LA MAGIA SIGUE INTACTA
El caso de la Cenicienta de Kenneth Branagh no era una película que tuviera mucha expectativa de parte del público y la prensa. No por ser otro largometraje del actor/director irlandés sino por los pasos en falso que dió Disney en materia de reversiones. Sin ir más lejos, se pueden nombrar los casos de Alicia en el País de las Maravillas (Tim Burton, 2010), Malefica (Robert Stromberg, 2014) y la más reciente Desde el Bosque (Rob Marshall, 2014), que dan una idea de lo peligroso que puede ser una revisión si no hay mucho para decir.
Sin embargo, Cenicienta sorprende. Y para bien.
A medida que Branagh lentamente construye el relato, se puede advertir que todas las decisiones tomadas son, al menos, correctas. Por ejemplo la elección del guionista, Chris Weitz le aporta la misma sensibilidad al personaje de Cenicienta (Lily James) de la misma manera que lo hizo con el Marcus (Nicholas Hoult) de Un Gran Chico (Chris Weitz, Paul Weitz, 2002) o Lyra (Dakota Blue Richards) de La Brújula Dorada (Chris Weitz, 2007).

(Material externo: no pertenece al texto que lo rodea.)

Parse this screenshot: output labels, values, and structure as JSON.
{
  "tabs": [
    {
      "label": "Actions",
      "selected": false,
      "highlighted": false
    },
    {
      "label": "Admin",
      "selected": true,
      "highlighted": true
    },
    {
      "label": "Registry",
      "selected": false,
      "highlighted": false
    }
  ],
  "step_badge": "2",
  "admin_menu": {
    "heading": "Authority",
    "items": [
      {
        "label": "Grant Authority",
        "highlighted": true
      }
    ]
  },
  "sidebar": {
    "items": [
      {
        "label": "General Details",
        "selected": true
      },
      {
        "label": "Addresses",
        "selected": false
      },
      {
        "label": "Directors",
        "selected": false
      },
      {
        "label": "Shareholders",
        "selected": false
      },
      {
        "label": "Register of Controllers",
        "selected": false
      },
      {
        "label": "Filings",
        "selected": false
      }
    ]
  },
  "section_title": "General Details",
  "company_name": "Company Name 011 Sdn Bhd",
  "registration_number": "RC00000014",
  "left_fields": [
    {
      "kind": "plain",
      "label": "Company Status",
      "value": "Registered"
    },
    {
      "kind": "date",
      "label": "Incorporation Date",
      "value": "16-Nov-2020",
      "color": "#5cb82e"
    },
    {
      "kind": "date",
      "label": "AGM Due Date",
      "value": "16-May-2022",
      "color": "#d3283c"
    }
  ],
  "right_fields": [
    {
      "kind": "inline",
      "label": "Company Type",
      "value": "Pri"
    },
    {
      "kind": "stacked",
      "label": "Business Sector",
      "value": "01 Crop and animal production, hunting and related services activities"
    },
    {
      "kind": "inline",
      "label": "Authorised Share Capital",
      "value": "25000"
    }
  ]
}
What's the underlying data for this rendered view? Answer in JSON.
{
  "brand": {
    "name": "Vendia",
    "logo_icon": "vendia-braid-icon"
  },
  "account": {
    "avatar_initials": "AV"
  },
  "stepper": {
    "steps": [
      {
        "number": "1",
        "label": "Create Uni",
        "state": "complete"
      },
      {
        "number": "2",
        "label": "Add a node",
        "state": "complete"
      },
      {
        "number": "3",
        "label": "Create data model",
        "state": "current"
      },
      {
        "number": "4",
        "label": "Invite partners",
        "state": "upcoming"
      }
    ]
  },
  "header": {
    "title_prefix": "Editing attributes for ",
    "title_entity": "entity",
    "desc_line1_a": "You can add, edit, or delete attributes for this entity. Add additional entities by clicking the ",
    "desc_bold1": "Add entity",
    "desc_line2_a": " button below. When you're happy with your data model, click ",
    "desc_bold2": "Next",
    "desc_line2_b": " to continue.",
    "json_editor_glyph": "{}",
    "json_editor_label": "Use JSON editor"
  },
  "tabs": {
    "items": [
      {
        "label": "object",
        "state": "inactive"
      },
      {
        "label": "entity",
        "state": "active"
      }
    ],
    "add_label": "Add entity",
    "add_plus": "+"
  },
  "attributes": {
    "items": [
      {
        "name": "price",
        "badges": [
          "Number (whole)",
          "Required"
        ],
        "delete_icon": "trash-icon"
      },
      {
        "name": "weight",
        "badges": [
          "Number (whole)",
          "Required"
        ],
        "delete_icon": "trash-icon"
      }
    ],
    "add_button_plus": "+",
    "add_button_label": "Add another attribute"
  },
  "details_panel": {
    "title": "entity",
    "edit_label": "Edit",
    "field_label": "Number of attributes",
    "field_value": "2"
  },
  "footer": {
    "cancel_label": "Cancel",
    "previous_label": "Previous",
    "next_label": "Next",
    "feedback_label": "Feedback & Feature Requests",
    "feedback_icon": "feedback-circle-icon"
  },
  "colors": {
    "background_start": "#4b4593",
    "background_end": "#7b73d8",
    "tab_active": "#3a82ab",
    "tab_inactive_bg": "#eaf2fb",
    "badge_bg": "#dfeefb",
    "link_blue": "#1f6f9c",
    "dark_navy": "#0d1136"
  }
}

No es casual que los personajes de sus guiones sean incomprendidos o tengan una infancia tortuosa y que a esas situaciones reaccionen sin el menor rencor, casi perdonando. La gente que construye Weitz desde sus líneas entiende a la redención como una forma previa a la felicidad y no a la venganza, al perdón como forma de cerrar una etapa traumática. Y así lo hace Cenicienta cuando de la mano del príncipe (Richard Madden) a punto de irse al castillo, mira a su madastra y simplemente le dice “te perdono”.
El segundo acierto radica en la elección de las protagonistas: Lily James le da a Cenicienta una inocencia que en la primera parte de la película roza con lo naive, pero que hace una progresión natural a la bondad arriba descripta, fundamental en el personaje. Sin embargo a James le pusieron una antagonista dura de roer, por lo menos en el duelo actoral. Cate Blanchett y su interpretación de la madastra de la Cenicienta, Lady Tremaine, lo tiene todo, desde el physique du role, pasando por su sobriedad hasta esa belleza inmaculada que bajo determinadas miradas y gestos es maldad pura. Una de las primeras incursiones en la película de su personaje es un primerísimo primer plano donde la economía de gestos de la señora Tremaine dice mucho más que el histrionismo más eléctrico de cualquiera de sus hijastras, Anastasia (Holliday Grainger) y Drisella (Sophie McShera). Blanchett es simpleza arrolladora.
Y por último, da la sensación que todo el bagaje shakespeareano de Branagh parece venirle como anillo al dedo a esta Cenicienta del siglo XXI. Aquí se ven bailes reales, príncipes y princesas, reyes y nobles, todos en segundo plano pero sumando a la atmosfera mágica de un supuesto medio evo. El director norirlandés, que hizo la primera Thor (2011) de Marvel, convive con la ventaja de que todo el mundo sabe lo que va a contar y entonces se concentra en los detalles del como mas que en el qué. Esos detalles van desde como Ella pasa a ser Cenicienta, como se conoce con el principe y la redefinición de los papeles secundarios (Gran Duque).
Branagh no logra un relato inolvidable, es verdad, pero sí logra una historia amable y querible, que logra momentos altos, y cuya mayor virtud es que conoce bien los límites y las finalidades ético-morales de la historia de Charles Perrault. En ese contexto y con simpleza, a este nivel, Cenicienta logrará que las princesas, los príncipes encantadores y los había una vez estén lejos de desaparecer despues de la medianoche.